Mes lèvres s'entrouvrent, rien n'en sort. La mine bienveillante, Tillsley continue son rapport cauchemardesque.

— Vous devez savoir que lorsqu'il a été retrouvé, Yu-Han errait à la lisière de la forêt. Nu et, je soupçonne, désorienté. Cela expliquerait pourquoi il s'est engagé sur la route alors qu'un camion arrivait. Peut-être cherchait-il de l'aide... Les tests réalisés n'indiquent aucune présence de drogues, psychotropes, ou d'alcool dans son organisme. Sa condition requérait par ailleurs la mise en place d'un kit de viol, qui s'avère fort heureusement négatif. Idem pour le dépistage d'infections transmissibles sexuellement. Je dois cependant vous avertir, il est impossible d'attester que votre mari n'a pas subi de violences depuis sa disparition.

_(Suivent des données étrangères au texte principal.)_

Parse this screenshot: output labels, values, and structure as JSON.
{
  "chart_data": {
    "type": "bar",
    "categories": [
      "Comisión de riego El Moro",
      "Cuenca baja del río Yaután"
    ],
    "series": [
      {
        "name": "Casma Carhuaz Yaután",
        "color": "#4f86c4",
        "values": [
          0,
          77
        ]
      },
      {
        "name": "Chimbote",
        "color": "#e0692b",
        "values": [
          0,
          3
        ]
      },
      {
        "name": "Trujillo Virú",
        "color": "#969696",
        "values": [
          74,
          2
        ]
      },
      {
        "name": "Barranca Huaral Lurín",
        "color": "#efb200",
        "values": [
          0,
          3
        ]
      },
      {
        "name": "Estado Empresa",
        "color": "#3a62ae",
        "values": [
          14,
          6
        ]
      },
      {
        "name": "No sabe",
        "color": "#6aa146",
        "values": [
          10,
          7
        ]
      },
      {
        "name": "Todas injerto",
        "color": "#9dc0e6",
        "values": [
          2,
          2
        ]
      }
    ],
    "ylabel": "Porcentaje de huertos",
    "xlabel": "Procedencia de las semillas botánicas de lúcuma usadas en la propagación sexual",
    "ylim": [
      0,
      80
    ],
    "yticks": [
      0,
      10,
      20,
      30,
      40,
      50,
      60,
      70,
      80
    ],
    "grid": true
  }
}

J’assimile à grand-peine ce qu'il souligne. J'ai été naïf de penser que Yhan rentrerait à la maison sans séquelles. Que tout redeviendrait comme avant. Il s'est fait kidnapper, séquestrer et Dieu seul sait quoi d'autre !

Mon estomac à moitié vide se retourne. Je réprime un haut-le-cœur.

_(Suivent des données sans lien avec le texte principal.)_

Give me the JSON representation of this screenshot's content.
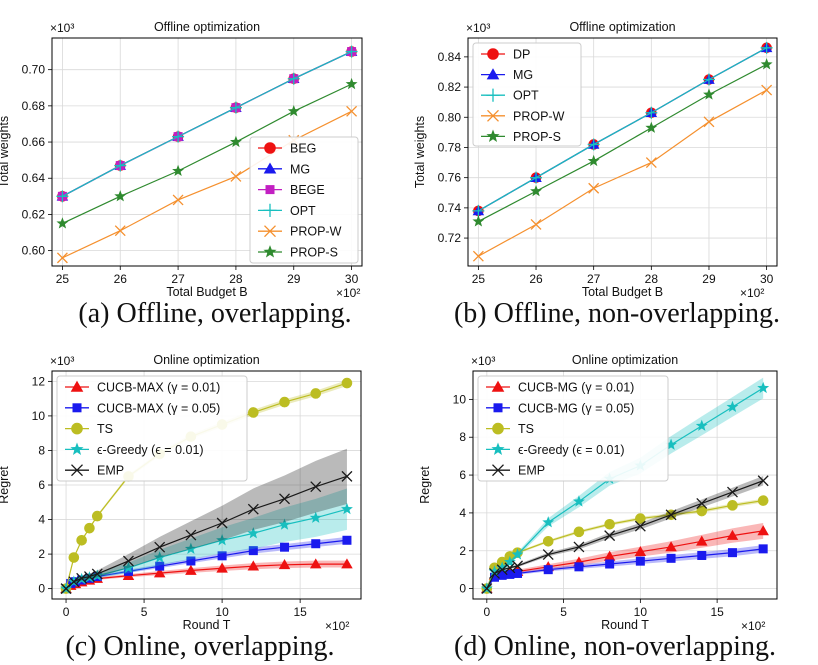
{
  "figure": {
    "captions": [
      "(a) Offline, overlapping.",
      "(b) Offline, non-overlapping.",
      "(c) Online, overlapping.",
      "(d) Online, non-overlapping."
    ]
  },
  "colors": {
    "red": "#ee1111",
    "blue": "#1a1aee",
    "magenta": "#c21fc2",
    "cyan": "#18bfbf",
    "orange": "#f5902e",
    "green": "#2f8a2f",
    "olive": "#bcbd22",
    "black": "#1a1a1a",
    "grid": "#d9d9d9"
  },
  "chart_data": [
    {
      "type": "line",
      "title": "Offline optimization",
      "xlabel": "Total Budget B",
      "ylabel": "Total weights",
      "x_multiplier": "×10²",
      "y_multiplier": "×10³",
      "x": [
        25,
        26,
        27,
        28,
        29,
        30
      ],
      "xticks": [
        25,
        26,
        27,
        28,
        29,
        30
      ],
      "xlim": [
        24.82,
        30.18
      ],
      "yticks": [
        0.6,
        0.62,
        0.64,
        0.66,
        0.68,
        0.7
      ],
      "ylim": [
        0.5915,
        0.7175
      ],
      "legend_loc": "lower right",
      "series": [
        {
          "name": "BEG",
          "color": "red",
          "marker": "circle",
          "values": [
            0.63,
            0.647,
            0.663,
            0.679,
            0.695,
            0.71
          ]
        },
        {
          "name": "MG",
          "color": "blue",
          "marker": "triangle",
          "values": [
            0.63,
            0.647,
            0.663,
            0.679,
            0.695,
            0.71
          ]
        },
        {
          "name": "BEGE",
          "color": "magenta",
          "marker": "square",
          "values": [
            0.63,
            0.647,
            0.663,
            0.679,
            0.695,
            0.71
          ]
        },
        {
          "name": "OPT",
          "color": "cyan",
          "marker": "plus",
          "values": [
            0.63,
            0.647,
            0.663,
            0.679,
            0.695,
            0.71
          ]
        },
        {
          "name": "PROP-W",
          "color": "orange",
          "marker": "x",
          "values": [
            0.596,
            0.611,
            0.628,
            0.641,
            0.661,
            0.677
          ]
        },
        {
          "name": "PROP-S",
          "color": "green",
          "marker": "star",
          "values": [
            0.615,
            0.63,
            0.644,
            0.66,
            0.677,
            0.692
          ]
        }
      ]
    },
    {
      "type": "line",
      "title": "Offline optimization",
      "xlabel": "Total Budget B",
      "ylabel": "Total weights",
      "x_multiplier": "×10²",
      "y_multiplier": "×10³",
      "x": [
        25,
        26,
        27,
        28,
        29,
        30
      ],
      "xticks": [
        25,
        26,
        27,
        28,
        29,
        30
      ],
      "xlim": [
        24.82,
        30.18
      ],
      "yticks": [
        0.72,
        0.74,
        0.76,
        0.78,
        0.8,
        0.82,
        0.84
      ],
      "ylim": [
        0.7015,
        0.8525
      ],
      "legend_loc": "upper left",
      "series": [
        {
          "name": "DP",
          "color": "red",
          "marker": "circle",
          "values": [
            0.738,
            0.76,
            0.782,
            0.803,
            0.825,
            0.846
          ]
        },
        {
          "name": "MG",
          "color": "blue",
          "marker": "triangle",
          "values": [
            0.738,
            0.76,
            0.782,
            0.803,
            0.825,
            0.846
          ]
        },
        {
          "name": "OPT",
          "color": "cyan",
          "marker": "plus",
          "values": [
            0.738,
            0.76,
            0.782,
            0.803,
            0.825,
            0.846
          ]
        },
        {
          "name": "PROP-W",
          "color": "orange",
          "marker": "x",
          "values": [
            0.708,
            0.729,
            0.753,
            0.77,
            0.797,
            0.818
          ]
        },
        {
          "name": "PROP-S",
          "color": "green",
          "marker": "star",
          "values": [
            0.731,
            0.751,
            0.771,
            0.793,
            0.815,
            0.835
          ]
        }
      ]
    },
    {
      "type": "line",
      "title": "Online optimization",
      "xlabel": "Round T",
      "ylabel": "Regret",
      "x_multiplier": "×10²",
      "y_multiplier": "×10³",
      "xticks": [
        0,
        5,
        10,
        15
      ],
      "xlim": [
        -0.9,
        18.9
      ],
      "yticks": [
        0,
        2,
        4,
        6,
        8,
        10,
        12
      ],
      "ylim": [
        -0.6,
        12.6
      ],
      "legend_loc": "upper left",
      "series": [
        {
          "name": "CUCB-MAX (γ = 0.01)",
          "color": "red",
          "marker": "triangle",
          "x": [
            0,
            0.3,
            0.6,
            1,
            1.5,
            2,
            4,
            6,
            8,
            10,
            12,
            14,
            16,
            18
          ],
          "values": [
            0,
            0.18,
            0.28,
            0.38,
            0.48,
            0.58,
            0.75,
            0.9,
            1.05,
            1.18,
            1.3,
            1.38,
            1.42,
            1.42
          ],
          "band": [
            0,
            0.03,
            0.04,
            0.05,
            0.06,
            0.07,
            0.09,
            0.12,
            0.14,
            0.16,
            0.18,
            0.19,
            0.2,
            0.2
          ]
        },
        {
          "name": "CUCB-MAX (γ = 0.05)",
          "color": "blue",
          "marker": "square",
          "x": [
            0,
            0.3,
            0.6,
            1,
            1.5,
            2,
            4,
            6,
            8,
            10,
            12,
            14,
            16,
            18
          ],
          "values": [
            0,
            0.3,
            0.4,
            0.5,
            0.6,
            0.7,
            1.0,
            1.3,
            1.6,
            1.9,
            2.2,
            2.4,
            2.6,
            2.8
          ],
          "band": [
            0,
            0.03,
            0.04,
            0.05,
            0.06,
            0.07,
            0.09,
            0.11,
            0.13,
            0.15,
            0.17,
            0.18,
            0.19,
            0.2
          ]
        },
        {
          "name": "TS",
          "color": "olive",
          "marker": "circle",
          "x": [
            0,
            0.5,
            1,
            1.5,
            2,
            4,
            6,
            8,
            10,
            12,
            14,
            16,
            18
          ],
          "values": [
            0,
            1.8,
            2.8,
            3.5,
            4.2,
            6.5,
            7.8,
            8.8,
            9.5,
            10.2,
            10.8,
            11.3,
            11.9
          ],
          "band": [
            0,
            0.05,
            0.06,
            0.07,
            0.08,
            0.1,
            0.12,
            0.13,
            0.14,
            0.15,
            0.16,
            0.16,
            0.17
          ]
        },
        {
          "name": "ϵ-Greedy (ϵ = 0.01)",
          "color": "cyan",
          "marker": "star",
          "x": [
            0,
            0.5,
            1,
            1.5,
            2,
            4,
            6,
            8,
            10,
            12,
            14,
            16,
            18
          ],
          "values": [
            0,
            0.4,
            0.55,
            0.65,
            0.75,
            1.2,
            1.8,
            2.3,
            2.8,
            3.2,
            3.7,
            4.1,
            4.6
          ],
          "band": [
            0,
            0.06,
            0.09,
            0.12,
            0.15,
            0.3,
            0.45,
            0.6,
            0.75,
            0.9,
            1.0,
            1.1,
            1.2
          ]
        },
        {
          "name": "EMP",
          "color": "black",
          "marker": "x",
          "x": [
            0,
            0.5,
            1,
            1.5,
            2,
            4,
            6,
            8,
            10,
            12,
            14,
            16,
            18
          ],
          "values": [
            0,
            0.4,
            0.6,
            0.7,
            0.85,
            1.6,
            2.4,
            3.1,
            3.8,
            4.6,
            5.2,
            5.9,
            6.5
          ],
          "band": [
            0,
            0.08,
            0.12,
            0.16,
            0.2,
            0.4,
            0.6,
            0.8,
            1.0,
            1.2,
            1.35,
            1.5,
            1.6
          ]
        }
      ]
    },
    {
      "type": "line",
      "title": "Online optimization",
      "xlabel": "Round T",
      "ylabel": "Regret",
      "x_multiplier": "×10²",
      "y_multiplier": "×10³",
      "xticks": [
        0,
        5,
        10,
        15
      ],
      "xlim": [
        -0.9,
        18.9
      ],
      "yticks": [
        0,
        2,
        4,
        6,
        8,
        10
      ],
      "ylim": [
        -0.55,
        11.5
      ],
      "legend_loc": "upper left",
      "series": [
        {
          "name": "CUCB-MG (γ = 0.01)",
          "color": "red",
          "marker": "triangle",
          "x": [
            0,
            0.5,
            1,
            1.5,
            2,
            4,
            6,
            8,
            10,
            12,
            14,
            16,
            18
          ],
          "values": [
            0,
            0.7,
            0.8,
            0.85,
            0.9,
            1.15,
            1.4,
            1.7,
            1.95,
            2.2,
            2.5,
            2.8,
            3.05
          ],
          "band": [
            0,
            0.06,
            0.08,
            0.09,
            0.1,
            0.14,
            0.18,
            0.22,
            0.26,
            0.3,
            0.34,
            0.38,
            0.42
          ]
        },
        {
          "name": "CUCB-MG (γ = 0.05)",
          "color": "blue",
          "marker": "square",
          "x": [
            0,
            0.5,
            1,
            1.5,
            2,
            4,
            6,
            8,
            10,
            12,
            14,
            16,
            18
          ],
          "values": [
            0,
            0.6,
            0.7,
            0.75,
            0.8,
            1.0,
            1.15,
            1.3,
            1.45,
            1.6,
            1.75,
            1.9,
            2.1
          ],
          "band": [
            0,
            0.04,
            0.05,
            0.06,
            0.07,
            0.09,
            0.11,
            0.13,
            0.15,
            0.17,
            0.18,
            0.19,
            0.2
          ]
        },
        {
          "name": "TS",
          "color": "olive",
          "marker": "circle",
          "x": [
            0,
            0.5,
            1,
            1.5,
            2,
            4,
            6,
            8,
            10,
            12,
            14,
            16,
            18
          ],
          "values": [
            0,
            1.1,
            1.4,
            1.7,
            1.9,
            2.5,
            3.0,
            3.4,
            3.7,
            3.9,
            4.1,
            4.4,
            4.65
          ],
          "band": [
            0,
            0.04,
            0.05,
            0.05,
            0.06,
            0.07,
            0.08,
            0.08,
            0.09,
            0.09,
            0.1,
            0.1,
            0.1
          ]
        },
        {
          "name": "ϵ-Greedy (ϵ = 0.01)",
          "color": "cyan",
          "marker": "star",
          "x": [
            0,
            0.5,
            1,
            1.5,
            2,
            4,
            6,
            8,
            10,
            12,
            14,
            16,
            18
          ],
          "values": [
            0,
            0.9,
            1.1,
            1.4,
            1.8,
            3.5,
            4.6,
            5.8,
            6.5,
            7.6,
            8.6,
            9.6,
            10.6
          ],
          "band": [
            0,
            0.06,
            0.08,
            0.1,
            0.12,
            0.22,
            0.3,
            0.36,
            0.42,
            0.46,
            0.5,
            0.52,
            0.55
          ]
        },
        {
          "name": "EMP",
          "color": "black",
          "marker": "x",
          "x": [
            0,
            0.5,
            1,
            1.5,
            2,
            4,
            6,
            8,
            10,
            12,
            14,
            16,
            18
          ],
          "values": [
            0,
            0.8,
            1.0,
            1.1,
            1.2,
            1.8,
            2.2,
            2.8,
            3.3,
            3.9,
            4.5,
            5.1,
            5.7
          ],
          "band": [
            0,
            0.04,
            0.05,
            0.06,
            0.07,
            0.1,
            0.12,
            0.15,
            0.17,
            0.19,
            0.21,
            0.23,
            0.25
          ]
        }
      ]
    }
  ]
}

— Je suis désolé, compatit le médecin en posant une main encourageante sur mon bras – je lève le regard vers lui. La bonne nouvelle, c'est que notre psychologue a déjà rendu ses conclusions. Vous pourrez rentrer chez vous ensemble dès tantôt. Yu-Han aura besoin de repos, d'attention et de beaucoup de patience. Si cela vous convient à tous les deux, Callum Grims restera en charge de son suivi psychologique. Nous passerons vous voir avant sa décharge.

​​​​​​​​​​​​— D'accord.

J'accuse difficilement le coup. Le docteur Tillsley patiente quelques instants, avant de proposer de m'accompagner jusqu'à la chambre de Yhan. Je refuse poliment. L'endroit ne m'est pas inconnu, il a accueilli les blessures et les naissances des progénitures de plusieurs de mes amis.

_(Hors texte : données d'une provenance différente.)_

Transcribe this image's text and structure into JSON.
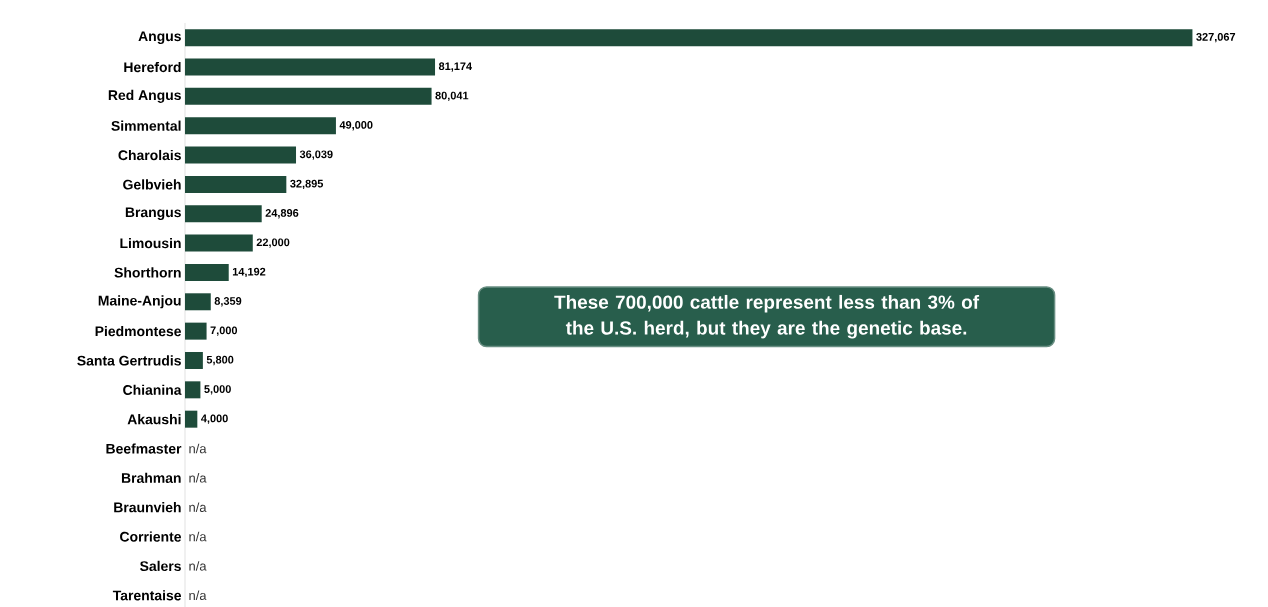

Tillsley m’encourage d'une tape sur l'épaule puis s'en va. Partant de mon côté, je monte deux étages à pied pour ne pas devenir cinglé en attendant l'ascenseur. Après avoir tourné dans plusieurs couloirs, mes yeux tombent sur le numéro qui m'a été indiqué quelques instants plus tôt. La porte de la chambre est ouverte. À l'intérieur se trouve bien un homme, debout devant la fenêtre. Cependant, je doute à nouveau que ce soit Yhan.

La taille et la corpulence sont plus prononcées que dans mes souvenirs. Des cheveux frisés bien trop clairs retombent le long de ses épaules et dans le milieu son dos – ils étaient sûrement noués sur la photo que m'a présentée More. La chemise de nuit turquoise peu charmante dont est affublé ce patient laisse apparaître la peau légèrement brune de bras musclés, où s'étendent quelques coupures sûrement dues à l'accident et deux tatouages inconnus au bataillon chez mon mari, trois ans auparavant. Ses mains sont posées sur la vitre de la fenêtre donnant sur la forêt, où son regard paraît perdu.

— Qui suis-je devenu ? souffle-t-il pour lui-même.

Je sursaute.

Sa voix… Je la reconnais ! Bien qu’elle comporte une note plus grave, à présent. La profondeur de sa détresse y est marquée. Ma poitrine comprime mon cœur, l'écrasant comme un étau. Jusqu'à ce que la joie de le voir solidement debout sur ses deux jambes ne relance mes battements de plus belle.

— Mon Yu-Han, murmuré-je, cette fois sûr de moi.

Son prénom est la mélodie la plus douce jamais inventée.